В тот же миг над перилами балкона показалась мордочка Президента, на которой, несмотря на полученное от хозяина приглашение возвратиться, была написана некоторая тревога.

Жак Мере подошел к коту, взял его на руки, поцеловал, чего прежде никогда не делал, и погладил, проведя несколько раз рукой от затылка по всей спине, так что Президент вздрогнул и замурлыкал, выражая таким образом, подобно всем кошачьим, беспредельное довольство жизнью.

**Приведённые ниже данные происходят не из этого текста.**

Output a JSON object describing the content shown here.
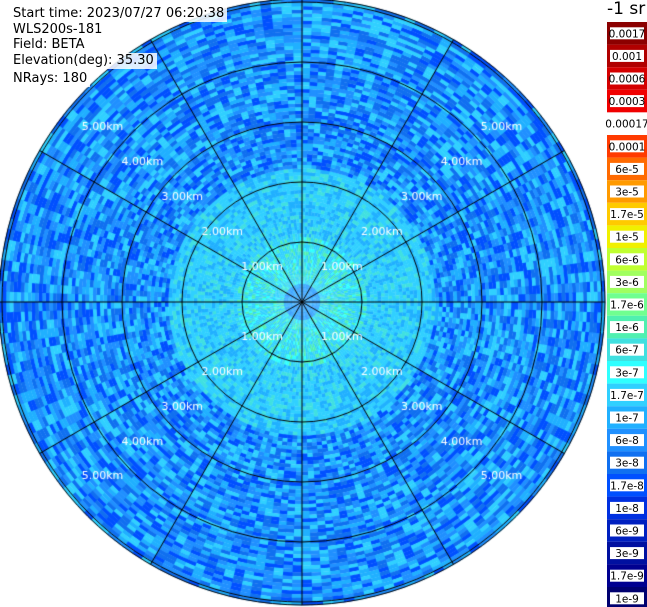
{
  "info": {
    "start_time": "Start time: 2023/07/27 06:20:38",
    "instrument": "WLS200s-181",
    "field": "Field: BETA",
    "elevation": "Elevation(deg): 35.30",
    "nrays": "NRays: 180"
  },
  "colorbar": {
    "unit": "-1 sr",
    "labels": [
      "0.0017",
      "0.001",
      "0.0006",
      "0.0003",
      "0.00017",
      "0.0001",
      "6e-5",
      "3e-5",
      "1.7e-5",
      "1e-5",
      "6e-6",
      "3e-6",
      "1.7e-6",
      "1e-6",
      "6e-7",
      "3e-7",
      "1.7e-7",
      "1e-7",
      "6e-8",
      "3e-8",
      "1.7e-8",
      "1e-8",
      "6e-9",
      "3e-9",
      "1.7e-9",
      "1e-9"
    ],
    "colors": [
      "#8b0000",
      "#b00000",
      "#d40000",
      "#f00000",
      "#ffffff",
      "#ff3a00",
      "#ff6a00",
      "#ff9a00",
      "#ffca00",
      "#f0f000",
      "#c0ff30",
      "#a0ff60",
      "#70ff90",
      "#50f0b0",
      "#40e0e0",
      "#30ffff",
      "#30d0ff",
      "#20b0ff",
      "#2090ff",
      "#1070f0",
      "#0050ff",
      "#0030e0",
      "#0020c0",
      "#0010a0",
      "#000090",
      "#000070"
    ]
  },
  "chart_data": {
    "type": "polar-ppi",
    "field": "BETA",
    "rings_km": [
      1,
      2,
      3,
      4,
      5
    ],
    "ring_labels": [
      "1.00km",
      "2.00km",
      "3.00km",
      "4.00km",
      "5.00km"
    ],
    "max_range_km": 5.05,
    "spokes_deg": [
      0,
      30,
      60,
      90,
      120,
      150,
      180,
      210,
      240,
      270,
      300,
      330
    ],
    "nrays": 180,
    "bins_per_ray": 84,
    "background_colors": [
      "#1070f0",
      "#2090ff",
      "#20b0ff",
      "#30d0ff",
      "#0050ff"
    ],
    "near_field_colors": [
      "#30d0ff",
      "#40e0e0",
      "#30ffff",
      "#50f0b0"
    ],
    "grid": true
  }
}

Тогда доктор положил его рядом со Сципионом, устроив из одной собачьей лапы подушку для Президента, а другою накрыв его тело так, чтобы пес обнимал кота, словно мать — младенца. В результате животные, которые три дня назад готовы были разорвать один другого, — ибо у Сципиона было для этого довольно сил, а у Президента злости, — столкнулись носом к носу, и каждый из них восхитился мирным и даже приветливым нравом своего соседа.

Восхищение это еще владело животными, когда в комнату вошла Марта с двумя мисками. Старая служанка так изумилась, что ей пришлось поставить одну из мисок на стол и осенить себя крестным знамением.